The author is writing a book about health policy.

* Editor's note: A previous version of this article indicated that the lawsuit concerned violation of the five part per billion federal drinking law standard, rather than the stricter state one ppb standard.

**Editor's note: we have further clarified from a previous version of this article the characterization in Mr. Getman's column of the FDA's and industry's relationship regarding benzene in soft drinks.



Nice article
I agree that this benzene issue is just a "scare" - hopefully the media will move on soon!

Getting Rich --- Again
This is just anither attempt by ******* attorneys (with apologies for the redundancy)to line their pockets. Wouldn't the world be so much better without attorneys? Just think of how much less it would cost us to live without their money-grubbing presence!!! So much of the cost of products --- especially medical products/services --- goes into buying insurance to protect companies/individuals from these unprincipled vultures that is unbelievable what it winds up costing the average consumer.

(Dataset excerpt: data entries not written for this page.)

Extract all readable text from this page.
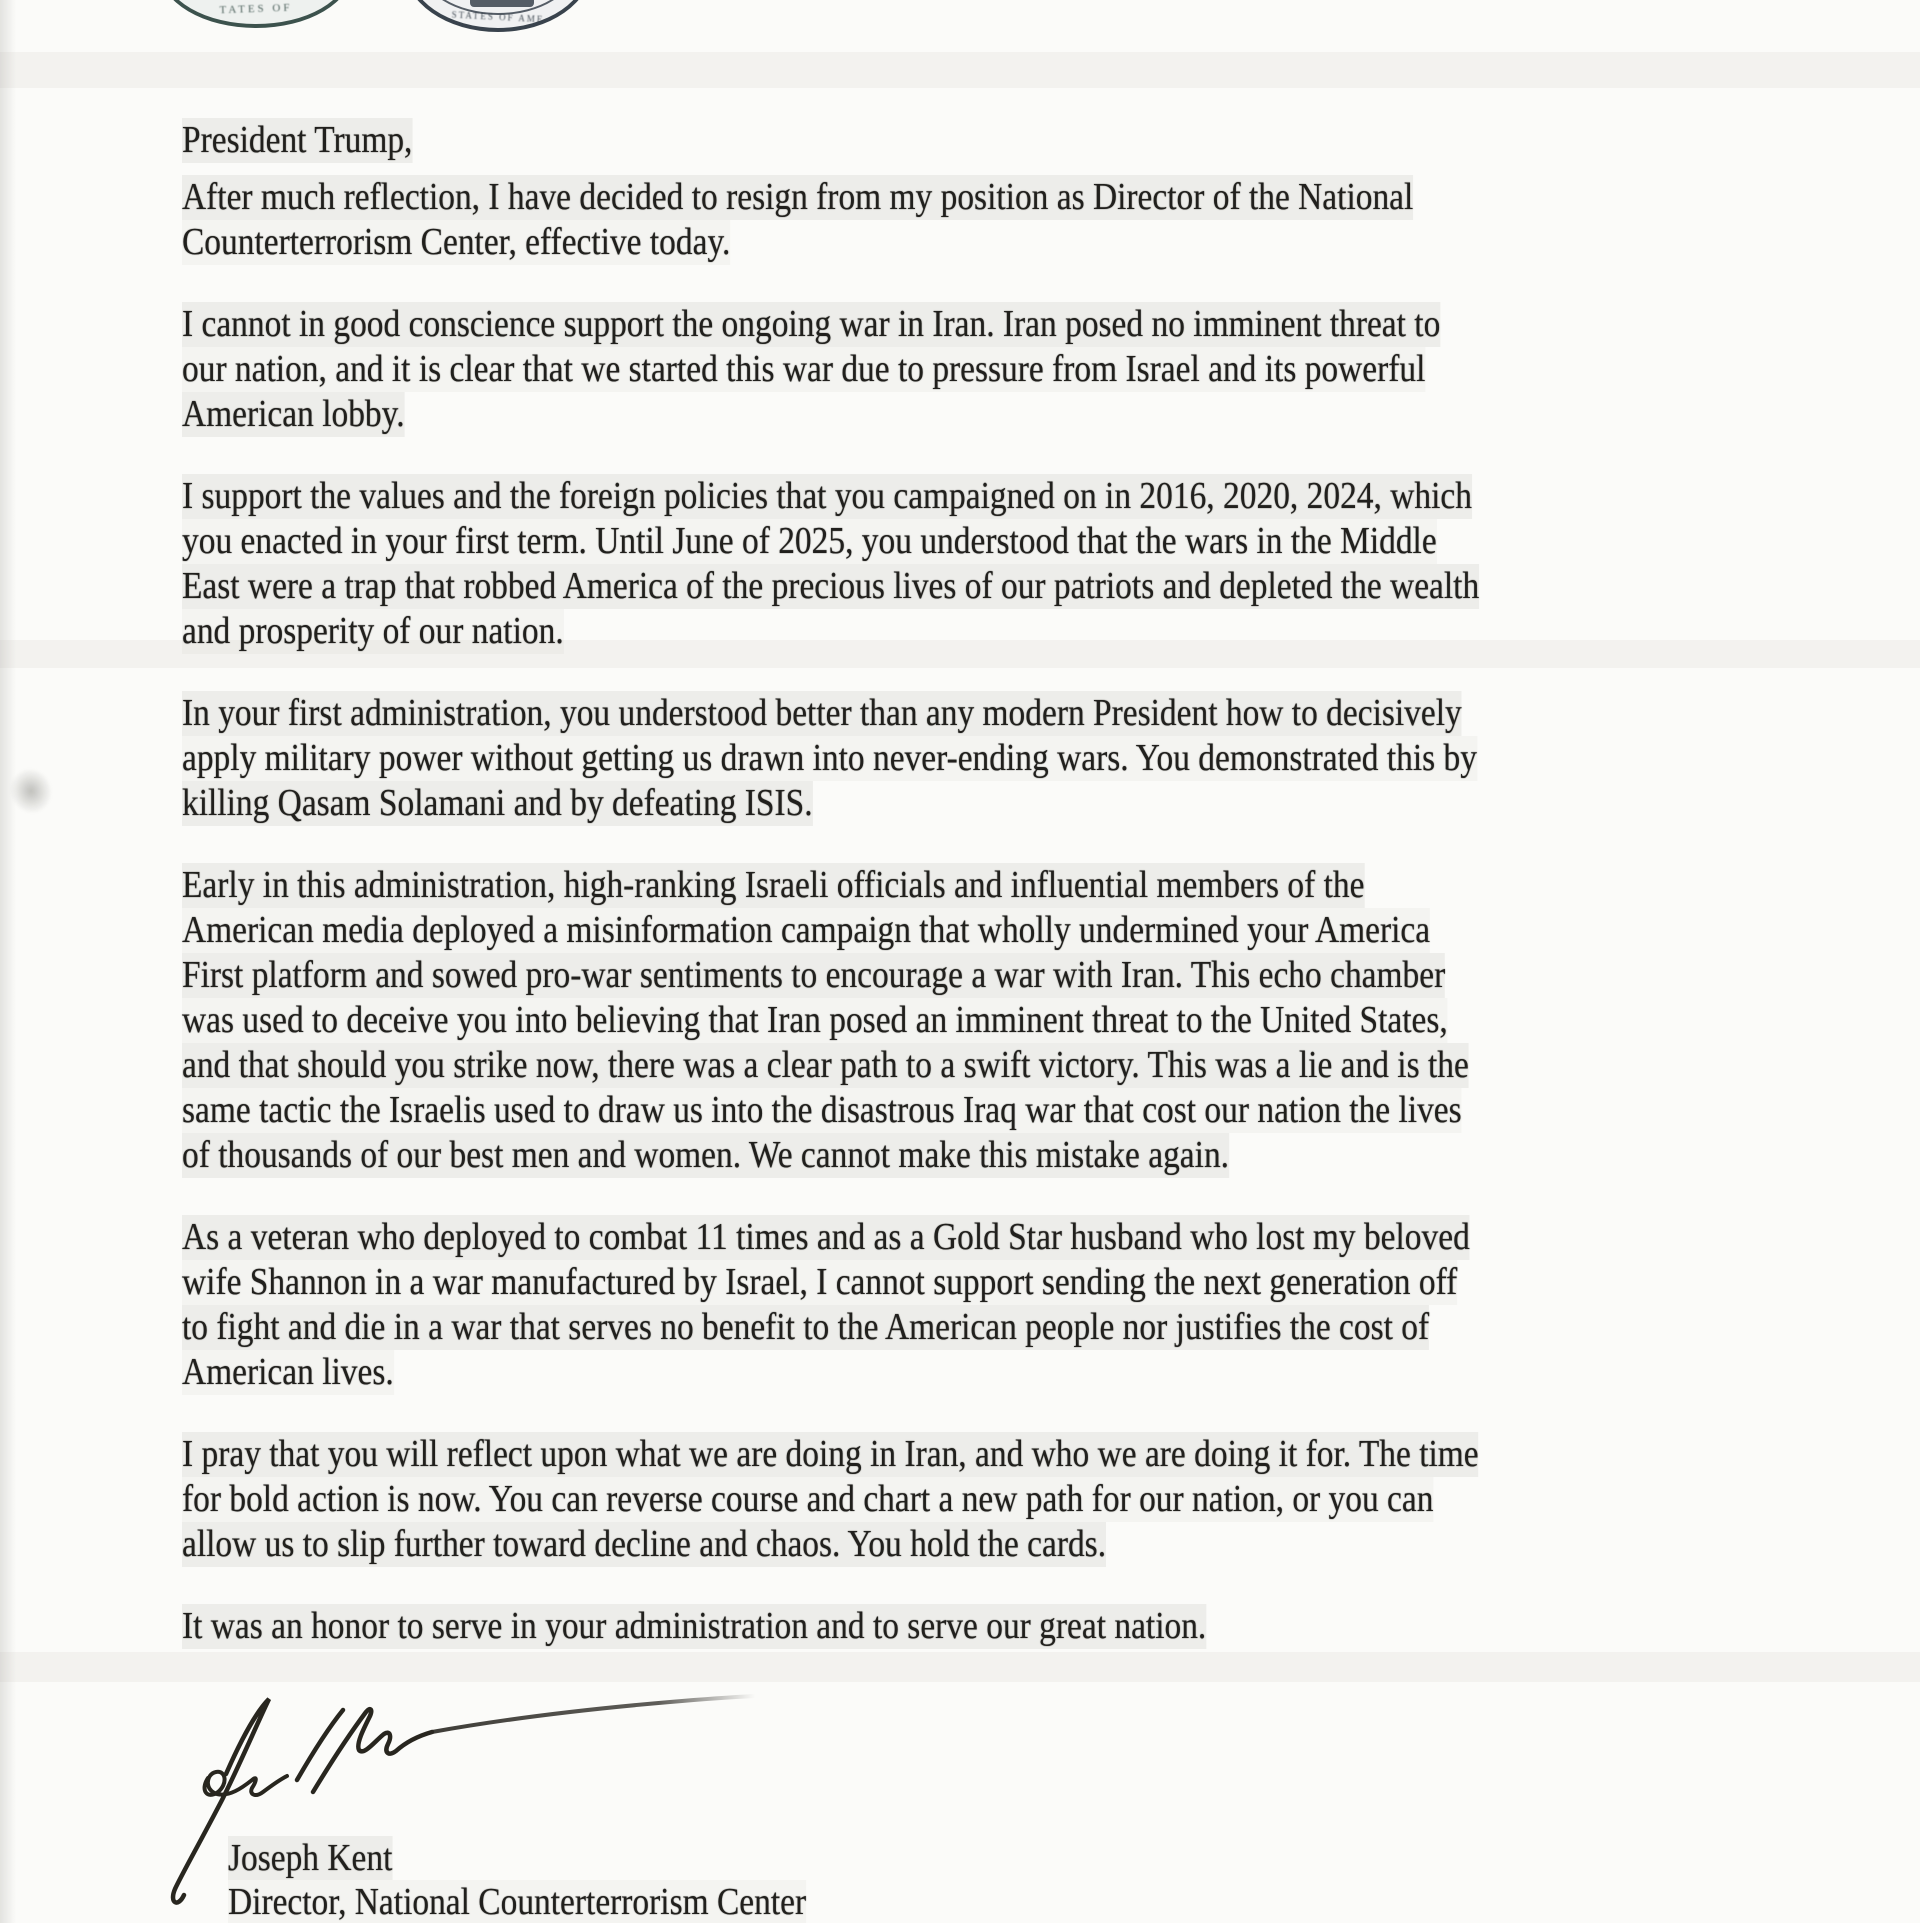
TATES OF
STATES OF AME
President Trump,
After much reflection, I have decided to resign from my position as Director of the National
Counterterrorism Center, effective today.
I cannot in good conscience support the ongoing war in Iran. Iran posed no imminent threat to
our nation, and it is clear that we started this war due to pressure from Israel and its powerful
American lobby.
I support the values and the foreign policies that you campaigned on in 2016, 2020, 2024, which
you enacted in your first term. Until June of 2025, you understood that the wars in the Middle
East were a trap that robbed America of the precious lives of our patriots and depleted the wealth
and prosperity of our nation.
In your first administration, you understood better than any modern President how to decisively
apply military power without getting us drawn into never-ending wars. You demonstrated this by
killing Qasam Solamani and by defeating ISIS.
Early in this administration, high-ranking Israeli officials and influential members of the
American media deployed a misinformation campaign that wholly undermined your America
First platform and sowed pro-war sentiments to encourage a war with Iran. This echo chamber
was used to deceive you into believing that Iran posed an imminent threat to the United States,
and that should you strike now, there was a clear path to a swift victory. This was a lie and is the
same tactic the Israelis used to draw us into the disastrous Iraq war that cost our nation the lives
of thousands of our best men and women. We cannot make this mistake again.
As a veteran who deployed to combat 11 times and as a Gold Star husband who lost my beloved
wife Shannon in a war manufactured by Israel, I cannot support sending the next generation off
to fight and die in a war that serves no benefit to the American people nor justifies the cost of
American lives.
I pray that you will reflect upon what we are doing in Iran, and who we are doing it for. The time
for bold action is now. You can reverse course and chart a new path for our nation, or you can
allow us to slip further toward decline and chaos. You hold the cards.
It was an honor to serve in your administration and to serve our great nation.
Joseph Kent
Director, National Counterterrorism Center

Now benzene in soda/soft drinks. I can't wait for James Sokolov (Moron at Law) to start his TV commercials:



article mistakenly says earlier benzene incidents did not involve contamination
The article mistakenly says the benzene in drinks due to tainted carbon dioxide in 1990 was not due to contamination when any google search would show it was. In 1990, 162 million bottles of Perrier were recalled and in 1998 52 million cans and bottles of Coca-Cola drinks were recalled due to benzene above 10 ppb.

Probe into fizzy drinks scare, Jun 02 98

In Britain soft-drink companies and the government insisted no health risk was posed by the drinks, which executives said were mildly contaminated from the carbon dioxide used to make them fizzy.

The carbon dioxide originated from a plant in the west of England which distributes gas to a number of cola and soft-drink bottlers, the British Soft Drinks Association said.

The most contaminated bottles had 20 parts of benzene per billion, double the safety levels recommended by the World Health Organisation, the industry group said. Benzene is carcinogenic.

The fact is these soft drinks were over the legal limit.
As such, they are not appropriate for marketing.

As for benzene's toxicity, it is well that benzene is a cancer-causing chemical. So we should avoid it.